Dans une émission sur Fox News, il avait d’emblée annoncé qu’il voterait, cette fois encore, contre la résolution. « Nous devons soutenir notre armée pour lui permettre d’atteindre les objectifs de l’opération Epic Fury », a-t-il déclaré à l’animateur Sean Hannity. Le démocrate défend, depuis le début du conflit, les attaques américaines et israéliennes en Iran. À trois reprises au cours du mois de mars, John Fetterman s’était déjà opposé à des résolutions sur les « pouvoirs de guerre » déposées par son camp, qui rappelaient que Donald Trump devait obtenir l’autorisation du Congrès avant d’engager une guerre. Les trois initiatives avaient échoué face à la majorité républicaine du Sénat.
Fervent défenseur de la guerre de Donald Trump
Selon la chaîne américaine CNN, le sénateur pennsylvanien appellerait même le président américain à attaquer l’Iran depuis plus d’un an. « Je pense que les sénateurs disent : on ne veut pas que l’Iran acquière la bombe nucléaire. Le président Trump est le seul à vouloir faire en sorte que cela n’arrive pas. N’oublions pas que l’Iran déstabilise la région depuis 47 ans. Pourquoi est-ce que le monde entier ne peut pas célébrer ce qu’il fait pour le monde ? », s’est-il interrogé lors d’une interview sur CNN le 1er mars dernier. Dans cet entretien, malgré les contradictions de la journaliste, l’élu fonde à plusieurs reprises son argumentaire sur le fait — contesté — que l’Iran tenterait de se doter de l’arme nucléaire et représenterait une menace imminente pour les États-Unis et Israël.

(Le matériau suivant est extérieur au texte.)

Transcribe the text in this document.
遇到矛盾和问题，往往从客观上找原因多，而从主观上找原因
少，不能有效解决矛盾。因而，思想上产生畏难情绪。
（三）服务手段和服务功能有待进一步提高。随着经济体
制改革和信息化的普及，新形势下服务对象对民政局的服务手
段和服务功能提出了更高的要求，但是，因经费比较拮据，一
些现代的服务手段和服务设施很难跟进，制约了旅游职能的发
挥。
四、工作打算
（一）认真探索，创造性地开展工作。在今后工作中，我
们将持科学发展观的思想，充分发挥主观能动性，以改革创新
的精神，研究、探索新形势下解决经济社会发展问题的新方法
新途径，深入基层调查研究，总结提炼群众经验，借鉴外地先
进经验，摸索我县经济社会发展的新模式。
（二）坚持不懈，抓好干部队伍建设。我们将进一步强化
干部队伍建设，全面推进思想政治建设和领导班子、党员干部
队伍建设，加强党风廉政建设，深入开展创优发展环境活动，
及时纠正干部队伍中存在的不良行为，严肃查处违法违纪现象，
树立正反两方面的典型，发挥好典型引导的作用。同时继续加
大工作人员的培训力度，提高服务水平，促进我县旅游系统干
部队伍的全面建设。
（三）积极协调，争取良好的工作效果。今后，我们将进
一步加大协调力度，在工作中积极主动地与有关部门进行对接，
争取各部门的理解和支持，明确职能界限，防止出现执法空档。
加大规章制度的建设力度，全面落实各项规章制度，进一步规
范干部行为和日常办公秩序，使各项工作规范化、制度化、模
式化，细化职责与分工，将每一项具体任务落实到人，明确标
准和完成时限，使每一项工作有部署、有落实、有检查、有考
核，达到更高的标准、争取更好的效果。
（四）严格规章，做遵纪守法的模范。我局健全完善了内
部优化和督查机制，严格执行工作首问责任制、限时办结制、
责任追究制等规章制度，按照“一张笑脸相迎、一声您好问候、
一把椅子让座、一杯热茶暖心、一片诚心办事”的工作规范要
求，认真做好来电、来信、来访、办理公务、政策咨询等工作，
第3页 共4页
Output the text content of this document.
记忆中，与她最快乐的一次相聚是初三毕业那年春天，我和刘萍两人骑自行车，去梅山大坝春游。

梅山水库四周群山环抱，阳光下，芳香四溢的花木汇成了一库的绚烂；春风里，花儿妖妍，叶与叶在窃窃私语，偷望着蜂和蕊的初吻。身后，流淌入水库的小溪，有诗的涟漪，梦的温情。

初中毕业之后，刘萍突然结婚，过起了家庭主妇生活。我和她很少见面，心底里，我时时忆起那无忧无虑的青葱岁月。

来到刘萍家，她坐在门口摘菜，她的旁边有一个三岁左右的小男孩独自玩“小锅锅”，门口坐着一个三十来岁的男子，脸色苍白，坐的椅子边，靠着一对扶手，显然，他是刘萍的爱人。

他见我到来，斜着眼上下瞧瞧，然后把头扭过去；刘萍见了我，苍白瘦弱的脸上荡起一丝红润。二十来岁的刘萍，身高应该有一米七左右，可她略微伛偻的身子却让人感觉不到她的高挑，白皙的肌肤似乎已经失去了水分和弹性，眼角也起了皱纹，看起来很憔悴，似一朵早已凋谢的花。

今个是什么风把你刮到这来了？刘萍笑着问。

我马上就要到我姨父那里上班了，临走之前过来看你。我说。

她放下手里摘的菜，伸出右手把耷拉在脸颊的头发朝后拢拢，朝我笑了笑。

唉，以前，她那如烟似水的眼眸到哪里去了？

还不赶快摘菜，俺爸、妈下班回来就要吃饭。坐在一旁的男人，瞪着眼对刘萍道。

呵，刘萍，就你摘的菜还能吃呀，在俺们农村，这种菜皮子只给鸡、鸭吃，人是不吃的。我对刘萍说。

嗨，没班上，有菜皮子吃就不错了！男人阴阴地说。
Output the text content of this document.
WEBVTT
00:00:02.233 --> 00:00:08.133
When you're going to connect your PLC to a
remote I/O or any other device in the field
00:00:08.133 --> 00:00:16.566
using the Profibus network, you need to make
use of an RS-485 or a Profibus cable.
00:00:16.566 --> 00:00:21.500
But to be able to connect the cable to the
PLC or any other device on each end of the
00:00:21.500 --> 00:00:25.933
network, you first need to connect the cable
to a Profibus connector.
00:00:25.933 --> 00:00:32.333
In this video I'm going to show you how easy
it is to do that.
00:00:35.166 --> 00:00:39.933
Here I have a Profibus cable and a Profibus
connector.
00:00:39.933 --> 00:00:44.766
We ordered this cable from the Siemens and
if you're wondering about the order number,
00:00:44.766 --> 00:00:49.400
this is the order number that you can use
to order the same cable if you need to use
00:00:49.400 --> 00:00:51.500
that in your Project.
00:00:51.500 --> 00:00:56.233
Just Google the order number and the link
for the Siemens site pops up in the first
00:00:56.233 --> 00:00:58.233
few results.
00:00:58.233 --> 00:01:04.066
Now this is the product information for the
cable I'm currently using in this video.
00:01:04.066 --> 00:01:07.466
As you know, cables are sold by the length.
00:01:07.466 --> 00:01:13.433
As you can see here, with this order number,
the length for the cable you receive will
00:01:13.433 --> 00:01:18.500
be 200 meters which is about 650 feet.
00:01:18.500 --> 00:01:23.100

Dans son camp, on est désormais habitué aux déclarations aussi controversées que virulentes. Le 12 mars dernier, à la télévision, quelques jours après l’élimination du Guide suprême Ali Khamenei et la nomination de son fils Mojtaba Khamenei, John Fetterman déclarait : « ils devraient le tuer aussi… j’espère qu’il est gravement blessé. Et s’il s’en remet, je soutiens totalement qu’Israël l’élimine », ajoutant qu’il soutient « la suppression des dirigeants du Hezbollah, du Hamas et aussi iraniens ».
Le même jour, dans une autre émission sur CNN, le sénateur pennsylvanien a défendu son refus de signer une lettre de démocrates demandant une enquête sur la frappe du 28 février contre Shajarah Tayyebeh, une école primaire pour filles située près de Téhéran. L’attaque avait tué 175 personnes, dont de nombreux enfants. « Nous sommes tous d’accord pour dire qu’il s’agit d’une tragédie. Ce que je ne partage pas avec mes collègues, c’est de dire que c’est une guerre de choix, ou que c’est stupide… Je pense que c’est une bonne chose, et je la soutiens ».
Soutien soudain à Israël
Le personnage s’est toujours affirmé comme un outsider dans l’exercice de son mandat. Lui qui se présentait systématiquement au Sénat en sweat-shirt à capuche depuis son investiture en 2022 vote désormais depuis l’entrée de la chambre, faisant signe au greffier. En 2023, un texte baptisé « Show Our Respect to the Senate Act » l’a directement visé en imposant un code vestimentaire formel dans l’enceinte du Sénat. Il avait été adopté aussi bien par les démocrates que par les républicains. Même la cérémonie d’investiture de Donald Trump n’avait pas suffi à le convaincre de porter un costume. Une exception notable peut toutefois être citée : le sénateur s’était mis sur son trente-et-un pour assister, en juin 2024, au discours du Premier ministre israélien Benyamin Netanyahou devant le Congrès. La moitié des démocrates avait refusé de s’y rendre en signe de protestation contre la guerre à Gaza.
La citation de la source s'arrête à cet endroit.